Housing construction is on the rise in California, but it’s still not enough
Housing construction jumped last year across California, adding new supply in a state grappling with a persistent housing shortage, according to data released Monday.
The state’s housing stock increased by 88,562 units, while the population rose by 334,578 residents — or one new home for every 3.78 new residents, data from the Department of Finance showed.
Developers are now adding homes, relative to population growth, at a far higher pace than in recent years. But it’s still below what experts believe would be enough to keep up with California’s growing population, which topped 39.5 million last year.
Many economists and academics point to the lack of new housing construction as the chief reason that home prices and rents have grown far faster in California in recent decades than the nation as a whole.
Economists say that if housing costs are to be kept in check, developers should build at a rate roughly in line with average household size, which as of Jan. 1 was about three people in California. To hit that rate, the state would have needed to add about 23,400 more homes than it did last year.
Still, though California’s population grew faster than housing supply last year, the rate of construction has improved as builders take advantage of the economic recovery.
For example, in 2015, developers added one new housing unit for every 4.05 new residents. In 2011, following the Great Recession that decimated the construction industry, developers built just one new housing unit for every 9.67 new residents.
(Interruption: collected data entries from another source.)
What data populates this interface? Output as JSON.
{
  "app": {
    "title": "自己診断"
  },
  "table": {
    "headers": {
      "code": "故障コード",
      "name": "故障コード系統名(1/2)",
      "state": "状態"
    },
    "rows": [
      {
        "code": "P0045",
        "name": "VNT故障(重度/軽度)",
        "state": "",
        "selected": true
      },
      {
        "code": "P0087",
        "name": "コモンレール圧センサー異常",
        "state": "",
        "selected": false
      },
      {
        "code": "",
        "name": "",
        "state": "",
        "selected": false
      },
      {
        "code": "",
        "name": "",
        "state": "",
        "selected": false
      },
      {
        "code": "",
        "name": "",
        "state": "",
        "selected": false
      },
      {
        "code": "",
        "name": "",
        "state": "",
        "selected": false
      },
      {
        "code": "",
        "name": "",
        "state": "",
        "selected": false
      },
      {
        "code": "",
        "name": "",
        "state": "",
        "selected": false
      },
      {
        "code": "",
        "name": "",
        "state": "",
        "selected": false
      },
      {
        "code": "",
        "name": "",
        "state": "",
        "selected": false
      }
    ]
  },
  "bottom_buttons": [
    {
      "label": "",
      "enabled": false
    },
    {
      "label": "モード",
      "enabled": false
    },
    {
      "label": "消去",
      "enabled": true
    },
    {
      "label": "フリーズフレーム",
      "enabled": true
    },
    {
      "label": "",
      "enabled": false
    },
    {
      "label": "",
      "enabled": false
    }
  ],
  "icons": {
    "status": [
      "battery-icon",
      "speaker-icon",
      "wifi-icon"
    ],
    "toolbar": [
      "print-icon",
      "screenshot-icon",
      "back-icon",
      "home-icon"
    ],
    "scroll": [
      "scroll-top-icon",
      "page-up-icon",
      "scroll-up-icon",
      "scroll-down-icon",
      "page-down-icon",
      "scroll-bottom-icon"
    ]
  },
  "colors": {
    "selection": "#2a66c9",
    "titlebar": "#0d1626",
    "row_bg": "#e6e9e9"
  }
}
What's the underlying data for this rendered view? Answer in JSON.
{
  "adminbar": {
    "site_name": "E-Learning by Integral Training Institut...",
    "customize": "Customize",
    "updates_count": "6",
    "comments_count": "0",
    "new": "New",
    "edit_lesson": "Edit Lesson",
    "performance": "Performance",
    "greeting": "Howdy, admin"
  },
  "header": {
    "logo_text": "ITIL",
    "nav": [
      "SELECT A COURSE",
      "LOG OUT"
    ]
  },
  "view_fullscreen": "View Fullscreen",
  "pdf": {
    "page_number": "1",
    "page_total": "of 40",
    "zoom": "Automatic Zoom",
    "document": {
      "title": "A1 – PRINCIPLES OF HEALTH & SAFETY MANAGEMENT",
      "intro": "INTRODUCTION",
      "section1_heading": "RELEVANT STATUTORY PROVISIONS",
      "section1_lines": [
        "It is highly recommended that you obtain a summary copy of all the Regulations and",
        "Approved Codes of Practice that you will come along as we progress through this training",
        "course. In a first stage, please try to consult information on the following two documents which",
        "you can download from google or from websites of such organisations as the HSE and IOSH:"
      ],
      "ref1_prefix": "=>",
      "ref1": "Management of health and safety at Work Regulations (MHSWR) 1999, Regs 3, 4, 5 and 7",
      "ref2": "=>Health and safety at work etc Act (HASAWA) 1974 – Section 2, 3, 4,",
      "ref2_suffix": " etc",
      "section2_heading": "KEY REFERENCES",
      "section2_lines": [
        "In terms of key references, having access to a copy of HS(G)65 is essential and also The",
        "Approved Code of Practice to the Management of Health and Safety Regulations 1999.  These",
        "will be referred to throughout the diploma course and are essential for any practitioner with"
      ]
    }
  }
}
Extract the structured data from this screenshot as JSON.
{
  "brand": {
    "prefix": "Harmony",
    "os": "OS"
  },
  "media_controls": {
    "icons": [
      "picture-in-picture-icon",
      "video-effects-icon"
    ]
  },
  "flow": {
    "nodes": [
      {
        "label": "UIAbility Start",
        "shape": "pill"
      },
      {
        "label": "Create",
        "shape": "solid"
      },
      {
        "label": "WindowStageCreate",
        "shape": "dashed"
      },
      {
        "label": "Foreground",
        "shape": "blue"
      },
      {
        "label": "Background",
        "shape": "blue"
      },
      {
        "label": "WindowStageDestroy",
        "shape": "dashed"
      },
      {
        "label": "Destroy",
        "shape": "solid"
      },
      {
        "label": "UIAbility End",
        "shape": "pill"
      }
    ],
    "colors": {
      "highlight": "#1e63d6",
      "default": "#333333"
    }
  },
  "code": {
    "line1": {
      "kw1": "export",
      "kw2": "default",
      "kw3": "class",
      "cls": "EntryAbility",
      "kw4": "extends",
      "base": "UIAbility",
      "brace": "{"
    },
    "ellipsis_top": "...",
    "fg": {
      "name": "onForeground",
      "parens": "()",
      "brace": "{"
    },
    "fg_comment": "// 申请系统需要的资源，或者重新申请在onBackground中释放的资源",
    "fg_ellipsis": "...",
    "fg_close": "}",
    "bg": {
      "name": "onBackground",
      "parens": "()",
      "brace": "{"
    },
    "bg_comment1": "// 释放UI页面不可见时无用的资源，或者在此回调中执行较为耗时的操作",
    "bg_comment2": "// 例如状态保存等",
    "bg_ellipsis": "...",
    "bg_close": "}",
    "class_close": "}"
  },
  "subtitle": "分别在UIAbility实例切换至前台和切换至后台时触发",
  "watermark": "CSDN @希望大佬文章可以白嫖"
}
In Los Angeles and Orange counties, the pace of construction was better than the state as a whole and even outpaced population growth — at least last year.
Los Angeles County added one housing unit for every 2.52 new residents. In Orange County that rate was 2.79. Both of those rates were below the average household size in the counties, which is just a tick above three people per household.
But given the historic low rates of construction, housing experts say the two coastal counties need to build far more to keep rents and home prices in check.
Since 2010, Los Angeles County has added one new housing unit for every 4.99 new residents, while Orange County added a unit for every 5.26 new residents.
As of February, home prices across the two counties are up 5.11% from a year earlier, according to the Case-Shiller index. Compared with February 2010, prices rose nearly 50%.